De la Lettonie à la Thaïlande en passant par Madagascar, les prétendants apprendront du Comité du patrimoine mondial, dont la 45e session élargie démarre dimanche en Arabie saoudite, si la valeur exceptionnelle de leurs biens culturels ou naturels a été reconnue.
Parmi les 53 prétendants -un nombre important car la réunion de 2022, prévue en Russie, ne s’était pas tenue du fait de son invasion de l’Ukraine-, beaucoup sont méconnus...ou moins célèbres en tout cas que l’Alhambra en Espagne, la Grande muraille de Chine ou le parc Yellowstone aux Etats-Unis, ces joyaux du patrimoine mondial.
Il y a par exemple Koh Ker, éphémère capitale khmère du Xe siècle, située à 80 km d’Angkor, au nord du Cambodge. En partie cachée par une forêt dense, elle est composée de nombreux temples et sanctuaires aujourd’hui partiellement recouverts de végétation.
La Tunisie plaide de son côté pour que Djerba, île aujourd’hui plutôt associée au tourisme de masse, entre au patrimoine mondial en tant que «paysage culturel, témoignage d’occupation d’un territoire insulaire».
La Turquie fait de même pour des mosquées médiévales «dotées de colonnes et d’une structure supérieure en bois».
La France aspire, elle, à la reconnaissance universelle pour la Maison carrée de Nîmes, un temple romain deux fois millénaire et parfaitement conservé.
Tadjikistan, Turkménistan et Ouzbékistan ont monté une candidature commune pour le corridor de Zeravchan-Karakoum, un tronçon long de près de 900 km des routes de la Soie, qui irriguèrent l’Asie du IIe siècle avant notre ère au XVIe siècle.
Plusieurs pays ont également demandé l’extension de certains sites naturels déjà inscrits. Comme le Vietnam, pour la légendaire baie d’Ha Long, ou l’Azebaïdjan et l’Iran pour leurs vastes « forêts hyrcaniennes », à l’impressionnante biodiversité.
Sérénissime et surtourisme
Les inscriptions au patrimoine mondial apportent « une reconnaissance » aux pays concernés car elles attestent que leurs sites «sont importants et ont contribué aussi au développement de notre humanité», affirme à l’AFP Lazare Eloundou, directeur du patrimoine mondial à l’Unesco.
Elles peuvent apporter un développement économique via le tourisme, une opportunité pour les communautés locales, «garantes et gardiennes de ces sites depuis des générations», poursuit-il.

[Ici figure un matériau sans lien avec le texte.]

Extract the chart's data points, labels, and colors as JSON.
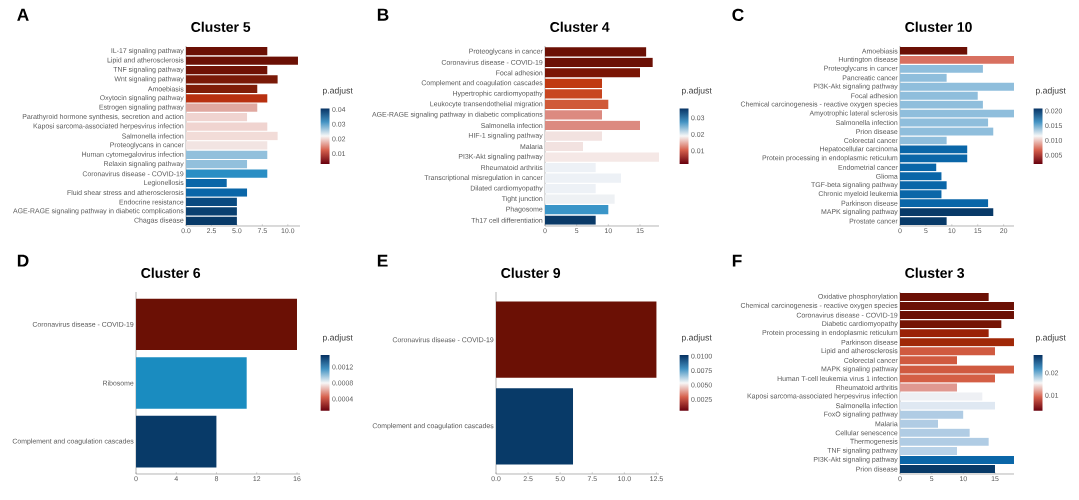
{
  "chart_data": [
    {
      "type": "bar",
      "orientation": "horizontal",
      "title": "Cluster 5",
      "annotations": [
        "A"
      ],
      "categories": [
        "IL-17 signaling pathway",
        "Lipid and atherosclerosis",
        "TNF signaling pathway",
        "Wnt signaling pathway",
        "Amoebiasis",
        "Oxytocin signaling pathway",
        "Estrogen signaling pathway",
        "Parathyroid hormone synthesis, secretion and action",
        "Kaposi sarcoma-associated herpesvirus infection",
        "Salmonella infection",
        "Proteoglycans in cancer",
        "Human cytomegalovirus infection",
        "Relaxin signaling pathway",
        "Coronavirus disease - COVID-19",
        "Legionellosis",
        "Fluid shear stress and atherosclerosis",
        "Endocrine resistance",
        "AGE-RAGE signaling pathway in diabetic complications",
        "Chagas disease"
      ],
      "values": [
        8,
        11,
        8,
        9,
        7,
        8,
        7,
        6,
        8,
        9,
        8,
        8,
        6,
        8,
        4,
        6,
        5,
        5,
        5
      ],
      "colors": [
        "#6b1005",
        "#6b1005",
        "#701205",
        "#7a1a08",
        "#7f1d08",
        "#b83010",
        "#e0a8a0",
        "#f0d4d0",
        "#f0d4d0",
        "#f2dcd8",
        "#f2e4e2",
        "#92c0dc",
        "#92c0dc",
        "#2a8ec4",
        "#0a66a8",
        "#0a66a8",
        "#0a4a80",
        "#0a4070",
        "#083a68"
      ],
      "xlim": [
        0,
        11.2
      ],
      "xticks": [
        {
          "value": 0,
          "label": "0.0"
        },
        {
          "value": 2.5,
          "label": "2.5"
        },
        {
          "value": 5,
          "label": "5.0"
        },
        {
          "value": 7.5,
          "label": "7.5"
        },
        {
          "value": 10,
          "label": "10.0"
        }
      ],
      "clabel": "p.adjust",
      "clim": [
        0.003,
        0.041
      ],
      "cticks": [
        0.01,
        0.02,
        0.03,
        0.04
      ]
    },
    {
      "type": "bar",
      "orientation": "horizontal",
      "title": "Cluster 4",
      "annotations": [
        "B"
      ],
      "categories": [
        "Proteoglycans in cancer",
        "Coronavirus disease - COVID-19",
        "Focal adhesion",
        "Complement and coagulation cascades",
        "Hypertrophic cardiomyopathy",
        "Leukocyte transendothelial migration",
        "AGE-RAGE signaling pathway in diabetic complications",
        "Salmonella infection",
        "HIF-1 signaling pathway",
        "Malaria",
        "PI3K-Akt signaling pathway",
        "Rheumatoid arthritis",
        "Transcriptional misregulation in cancer",
        "Dilated cardiomyopathy",
        "Tight junction",
        "Phagosome",
        "Th17 cell differentiation"
      ],
      "values": [
        16,
        17,
        15,
        9,
        9,
        10,
        9,
        15,
        9,
        6,
        18,
        8,
        12,
        8,
        11,
        10,
        8
      ],
      "colors": [
        "#6b1005",
        "#6b1005",
        "#7a1505",
        "#c03a12",
        "#c84620",
        "#d05a38",
        "#dc8a80",
        "#dc8a80",
        "#f2e2e0",
        "#f2e2e0",
        "#f5e8e6",
        "#edf1f6",
        "#edf1f6",
        "#edf1f6",
        "#eef1f4",
        "#3a95c8",
        "#0a3a68"
      ],
      "xlim": [
        0,
        18
      ],
      "xticks": [
        0,
        5,
        10,
        15
      ],
      "clabel": "p.adjust",
      "clim": [
        0.002,
        0.036
      ],
      "cticks": [
        0.01,
        0.02,
        0.03
      ]
    },
    {
      "type": "bar",
      "orientation": "horizontal",
      "title": "Cluster 10",
      "annotations": [
        "C"
      ],
      "categories": [
        "Amoebiasis",
        "Huntington disease",
        "Proteoglycans in cancer",
        "Pancreatic cancer",
        "PI3K-Akt signaling pathway",
        "Focal adhesion",
        "Chemical carcinogenesis - reactive oxygen species",
        "Amyotrophic lateral sclerosis",
        "Salmonella infection",
        "Prion disease",
        "Colorectal cancer",
        "Hepatocellular carcinoma",
        "Protein processing in endoplasmic reticulum",
        "Endometrial cancer",
        "Glioma",
        "TGF-beta signaling pathway",
        "Chronic myeloid leukemia",
        "Parkinson disease",
        "MAPK signaling pathway",
        "Prostate cancer"
      ],
      "values": [
        13,
        22,
        16,
        9,
        22,
        15,
        16,
        22,
        17,
        18,
        9,
        13,
        13,
        7,
        8,
        9,
        8,
        17,
        18,
        9
      ],
      "colors": [
        "#6b1005",
        "#d87060",
        "#8fbedc",
        "#8fbedc",
        "#8fbedc",
        "#8fbedc",
        "#8fbedc",
        "#8fbedc",
        "#8fbedc",
        "#8fbedc",
        "#8fbedc",
        "#0a66a8",
        "#0a66a8",
        "#0a66a8",
        "#0a66a8",
        "#0a66a8",
        "#0a66a8",
        "#0a66a8",
        "#083a68",
        "#083a68"
      ],
      "xlim": [
        0,
        22
      ],
      "xticks": [
        0,
        5,
        10,
        15,
        20
      ],
      "clabel": "p.adjust",
      "clim": [
        0.002,
        0.021
      ],
      "cticks": [
        {
          "value": 0.005,
          "label": "0.005"
        },
        {
          "value": 0.01,
          "label": "0.010"
        },
        {
          "value": 0.015,
          "label": "0.015"
        },
        {
          "value": 0.02,
          "label": "0.020"
        }
      ]
    },
    {
      "type": "bar",
      "orientation": "horizontal",
      "title": "Cluster 6",
      "annotations": [
        "D"
      ],
      "categories": [
        "Coronavirus disease - COVID-19",
        "Ribosome",
        "Complement and coagulation cascades"
      ],
      "values": [
        16,
        11,
        8
      ],
      "colors": [
        "#6b1005",
        "#1a8cc0",
        "#083a68"
      ],
      "xlim": [
        0,
        16.3
      ],
      "xticks": [
        0,
        4,
        8,
        12,
        16
      ],
      "clabel": "p.adjust",
      "clim": [
        0.0001,
        0.0015
      ],
      "cticks": [
        0.0004,
        0.0008,
        0.0012
      ]
    },
    {
      "type": "bar",
      "orientation": "horizontal",
      "title": "Cluster 9",
      "annotations": [
        "E"
      ],
      "categories": [
        "Coronavirus disease - COVID-19",
        "Complement and coagulation cascades"
      ],
      "values": [
        12.5,
        6
      ],
      "colors": [
        "#6b1005",
        "#083a68"
      ],
      "xlim": [
        0,
        12.7
      ],
      "xticks": [
        {
          "value": 0,
          "label": "0.0"
        },
        {
          "value": 2.5,
          "label": "2.5"
        },
        {
          "value": 5,
          "label": "5.0"
        },
        {
          "value": 7.5,
          "label": "7.5"
        },
        {
          "value": 10,
          "label": "10.0"
        },
        {
          "value": 12.5,
          "label": "12.5"
        }
      ],
      "clabel": "p.adjust",
      "clim": [
        0.0005,
        0.0102
      ],
      "cticks": [
        {
          "value": 0.0025,
          "label": "0.0025"
        },
        {
          "value": 0.005,
          "label": "0.0050"
        },
        {
          "value": 0.0075,
          "label": "0.0075"
        },
        {
          "value": 0.01,
          "label": "0.0100"
        }
      ]
    },
    {
      "type": "bar",
      "orientation": "horizontal",
      "title": "Cluster 3",
      "annotations": [
        "F"
      ],
      "categories": [
        "Oxidative phosphorylation",
        "Chemical carcinogenesis - reactive oxygen species",
        "Coronavirus disease - COVID-19",
        "Diabetic cardiomyopathy",
        "Protein processing in endoplasmic reticulum",
        "Parkinson disease",
        "Lipid and atherosclerosis",
        "Colorectal cancer",
        "MAPK signaling pathway",
        "Human T-cell leukemia virus 1 infection",
        "Rheumatoid arthritis",
        "Kaposi sarcoma-associated herpesvirus infection",
        "Salmonella infection",
        "FoxO signaling pathway",
        "Malaria",
        "Cellular senescence",
        "Thermogenesis",
        "TNF signaling pathway",
        "PI3K-Akt signaling pathway",
        "Prion disease"
      ],
      "values": [
        14,
        18,
        18,
        16,
        14,
        18,
        15,
        9,
        18,
        15,
        9,
        13,
        15,
        10,
        6,
        11,
        14,
        9,
        18,
        15
      ],
      "colors": [
        "#6b1005",
        "#6b1005",
        "#6b1005",
        "#751405",
        "#9a2208",
        "#a02808",
        "#d05a40",
        "#d05a40",
        "#d05a40",
        "#d45f45",
        "#e09890",
        "#eef0f4",
        "#dfe8f2",
        "#b0cce4",
        "#b0cce4",
        "#b0cce4",
        "#b0cce4",
        "#b8d2e8",
        "#0a66a8",
        "#083a68"
      ],
      "xlim": [
        0,
        18
      ],
      "xticks": [
        0,
        5,
        10,
        15
      ],
      "clabel": "p.adjust",
      "clim": [
        0.003,
        0.028
      ],
      "cticks": [
        0.01,
        0.02
      ]
    }
  ]
}
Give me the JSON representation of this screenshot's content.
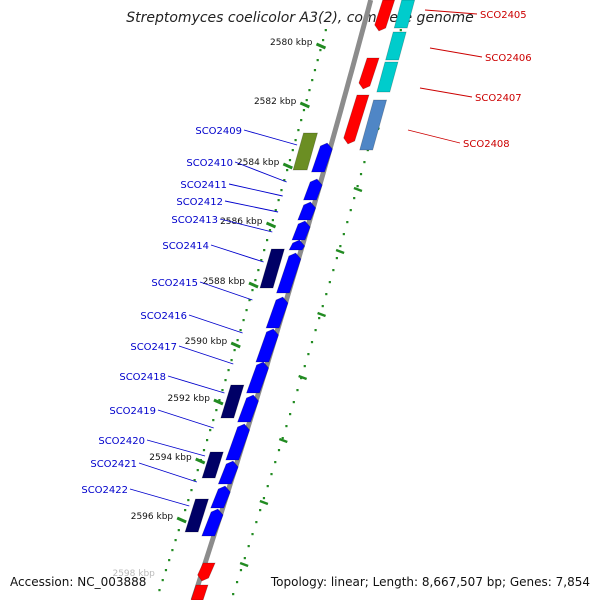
{
  "title": "Streptomyces coelicolor A3(2), complete genome",
  "footer": {
    "accession": "Accession: NC_003888",
    "summary": "Topology: linear; Length: 8,667,507 bp; Genes: 7,854"
  },
  "colors": {
    "forward_cds": "#0000ff",
    "reverse_cds": "#ff0000",
    "forward_dark": "#000066",
    "forward_olive": "#6b8e23",
    "reverse_cyan": "#00cccc",
    "reverse_steel": "#4f86c6",
    "kbp_ticks": "#228b22",
    "backbone": "#8c8c8c",
    "label_forward": "#0000cc",
    "label_reverse": "#cc0000"
  },
  "kbp_labels": [
    "2580 kbp",
    "2582 kbp",
    "2584 kbp",
    "2586 kbp",
    "2588 kbp",
    "2590 kbp",
    "2592 kbp",
    "2594 kbp",
    "2596 kbp"
  ],
  "forward_genes": [
    "SCO2409",
    "SCO2410",
    "SCO2411",
    "SCO2412",
    "SCO2413",
    "SCO2414",
    "SCO2415",
    "SCO2416",
    "SCO2417",
    "SCO2418",
    "SCO2419",
    "SCO2420",
    "SCO2421",
    "SCO2422"
  ],
  "reverse_genes": [
    "SCO2405",
    "SCO2406",
    "SCO2407",
    "SCO2408"
  ]
}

Cette année, un nouvelle tendance apparaît aussi dans les candidatures. Trois dossiers concernent des lieux de mémoire, quand ceux-ci sont jusqu’ici faiblement représentés au sein du patrimoine mondial.
Le Rwanda propose que quatre mémoriaux commémorant le génocide des Tutsi l’intègrent, tout comme l’Ecole supérieure de mécanique de l’armée (Esma) pour l’Argentine, un centre de torture sous la dictature (1976-1983) devenu musée. France et Belgique ont une démarche similaire pour des lieux liés à la Première guerre mondiale.
Aujourd’hui, 1.157 sites appartiennent au Patrimoine mondial, dont 900 culturels, 218 naturels et 39 mixtes.
Cinquante-cinq d’entre eux sont considérés «en péril» et six autres pourraient les rejoindre. Le couperet pourrait ainsi tomber pour Venise, car la Sérénissime est menacée par «la montée des eaux» et le «surtourisme», observe Lazare Eloundou.
La forteresse de Diyarbakir, légèrement endommagée par le séisme ayant dévasté cet hiver le Sud turc, est, elle, inquiétée du fait de «questions de développement , poursuit-il.
L’Unesco veut également inscrire les sites de Kiev et Lviv au patrimoine mondial en péril à cause de l’invasion russe car ils sont «menacés de destruction». «Il y a eu des attaques dans les zones tampons de ces sites et on ne sait pas ce qui va se passer par le futur», regrette-t-il.
Tous les dossiers ont été étudiés au préalable par des experts, qui ont soumis leurs recommandations, tant pour le placement au patrimoine en péril que pour l’intégration des nouveaux sites.
A titre d’exemple, ils sont favorables à l’inscription de Koh Ker (Cambodge), mais suggèrent de «renvoyer l’examen» du dossier de Djerba. Les Etats-membres du Comité du patrimoine mondial pourront suivre, ou non, leurs recommandations.